The next morning I woke up with a very strong feeling that I should call Dr. Siwoff’s office back. I spoke to his assistant, told him my dilemma of ‘to patch or not to patch’ and what all of the different doctors were telling us to do. I told him that I knew we had to wait 10 months, but I was at a loss and confused by all the conflicting doctor recommendations. He asked me to hold. I waited a long, long time. Then, Dr. Siwoff (another earth angel) got on the phone and asked me to repeat to him exactly what I told his assistant. He asked me what doctors we saw and what each of them said. I told him everything and his response was, “Be in my office on Tuesday (5 days away) and come during my lunch break. I’ll help you figure this out. Keep in mind that many people who go to see Dr. Siwoff have an emergency and many of the issues are dire. All of them [waited] a long time to get in to see him. Having been in his office many times throughout the years, I can attest to the fact that people come from many different states seeking his expertise. And now he was telling me to come in on his lunch break. Divine Intervention!
A few days later, my son was given a comprehensive 3 ½ hour exam; retested, diagnosed and prescribed prism glasses. Dr. Siwoff told me to not give up; he very strongly believed that the prism glasses would help. Incidentally, Dr. Siwoff also found through testing that my son had a severe form of dyslexia that affects the neuropathways of his brain (prism glasses may help remedy that as well).
Moral of the story……
- Don’t give up. My son has now regained 37.5% of the vision back in his right eye thanks to Dr. Siwoff and perseverance, and, it’s only been 3 years since we started. I believe that it will only get better as the years go by. Plus, with new technology, we continue to have hope. Keep pushing until the options or results feel intuitively right.
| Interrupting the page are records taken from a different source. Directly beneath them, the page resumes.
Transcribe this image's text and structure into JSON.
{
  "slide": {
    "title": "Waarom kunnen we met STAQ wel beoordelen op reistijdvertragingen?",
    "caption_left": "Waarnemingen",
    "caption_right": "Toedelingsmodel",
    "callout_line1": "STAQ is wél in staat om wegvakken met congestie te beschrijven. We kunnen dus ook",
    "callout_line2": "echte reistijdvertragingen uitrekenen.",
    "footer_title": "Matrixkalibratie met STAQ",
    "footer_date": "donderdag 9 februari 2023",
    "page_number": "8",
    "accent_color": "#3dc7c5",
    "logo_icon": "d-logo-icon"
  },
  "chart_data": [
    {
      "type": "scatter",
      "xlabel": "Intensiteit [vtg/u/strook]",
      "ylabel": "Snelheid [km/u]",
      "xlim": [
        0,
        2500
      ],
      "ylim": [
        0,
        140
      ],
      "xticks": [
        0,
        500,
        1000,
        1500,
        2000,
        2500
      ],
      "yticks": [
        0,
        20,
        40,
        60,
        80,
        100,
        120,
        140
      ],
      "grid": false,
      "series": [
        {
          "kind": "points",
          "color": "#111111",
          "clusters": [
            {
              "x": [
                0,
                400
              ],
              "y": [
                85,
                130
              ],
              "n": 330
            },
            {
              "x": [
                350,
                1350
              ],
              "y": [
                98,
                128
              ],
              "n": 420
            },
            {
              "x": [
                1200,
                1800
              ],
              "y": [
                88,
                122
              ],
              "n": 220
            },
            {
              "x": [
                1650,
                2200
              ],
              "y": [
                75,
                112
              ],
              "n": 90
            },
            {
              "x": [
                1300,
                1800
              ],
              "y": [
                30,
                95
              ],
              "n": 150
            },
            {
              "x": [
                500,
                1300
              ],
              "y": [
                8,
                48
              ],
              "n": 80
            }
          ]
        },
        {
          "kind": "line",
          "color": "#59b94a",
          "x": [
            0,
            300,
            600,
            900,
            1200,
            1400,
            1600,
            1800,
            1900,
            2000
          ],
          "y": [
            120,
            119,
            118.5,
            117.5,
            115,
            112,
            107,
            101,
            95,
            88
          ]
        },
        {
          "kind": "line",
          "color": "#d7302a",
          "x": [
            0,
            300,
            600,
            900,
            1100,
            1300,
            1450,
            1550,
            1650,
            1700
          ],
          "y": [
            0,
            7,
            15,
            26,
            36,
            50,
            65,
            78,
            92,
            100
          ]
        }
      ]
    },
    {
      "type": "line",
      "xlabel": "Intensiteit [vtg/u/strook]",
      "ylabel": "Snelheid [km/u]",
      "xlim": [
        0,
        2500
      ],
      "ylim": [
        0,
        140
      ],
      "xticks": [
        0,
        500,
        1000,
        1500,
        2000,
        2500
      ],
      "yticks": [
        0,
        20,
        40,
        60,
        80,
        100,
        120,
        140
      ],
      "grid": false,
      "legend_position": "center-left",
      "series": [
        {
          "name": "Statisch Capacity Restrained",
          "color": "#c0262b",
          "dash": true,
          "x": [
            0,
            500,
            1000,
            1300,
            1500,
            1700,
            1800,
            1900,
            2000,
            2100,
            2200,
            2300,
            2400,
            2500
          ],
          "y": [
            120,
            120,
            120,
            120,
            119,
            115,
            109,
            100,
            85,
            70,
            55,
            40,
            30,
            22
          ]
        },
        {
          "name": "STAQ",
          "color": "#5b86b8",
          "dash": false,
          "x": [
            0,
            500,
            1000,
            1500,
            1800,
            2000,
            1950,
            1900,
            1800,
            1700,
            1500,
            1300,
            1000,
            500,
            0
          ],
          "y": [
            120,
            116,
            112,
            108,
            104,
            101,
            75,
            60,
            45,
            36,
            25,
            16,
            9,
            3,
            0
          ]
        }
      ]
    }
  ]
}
- “You can believe the diagnosis, not the prognosis” – Deepak Chopra
Doctors are human beings; not super human. They believe they are doing their best. I don’t think anything that happened was malicious, but you need to find what works for you. Don’t take no for an answer if it doesn’t sit well in your gut. Do your homework, research and inform yourself. Find a doctor you connect with. And know, that sometimes disastrous news can lead to blessings (yes, we had gotten the legally blind diagnosis, but that led to Dr. Siwoff who refused to give up, and who then also diagnosed my son with dyslexia which we may have never known about or it may have taken more years of suffering and angst to figure out). Perspective is crucial.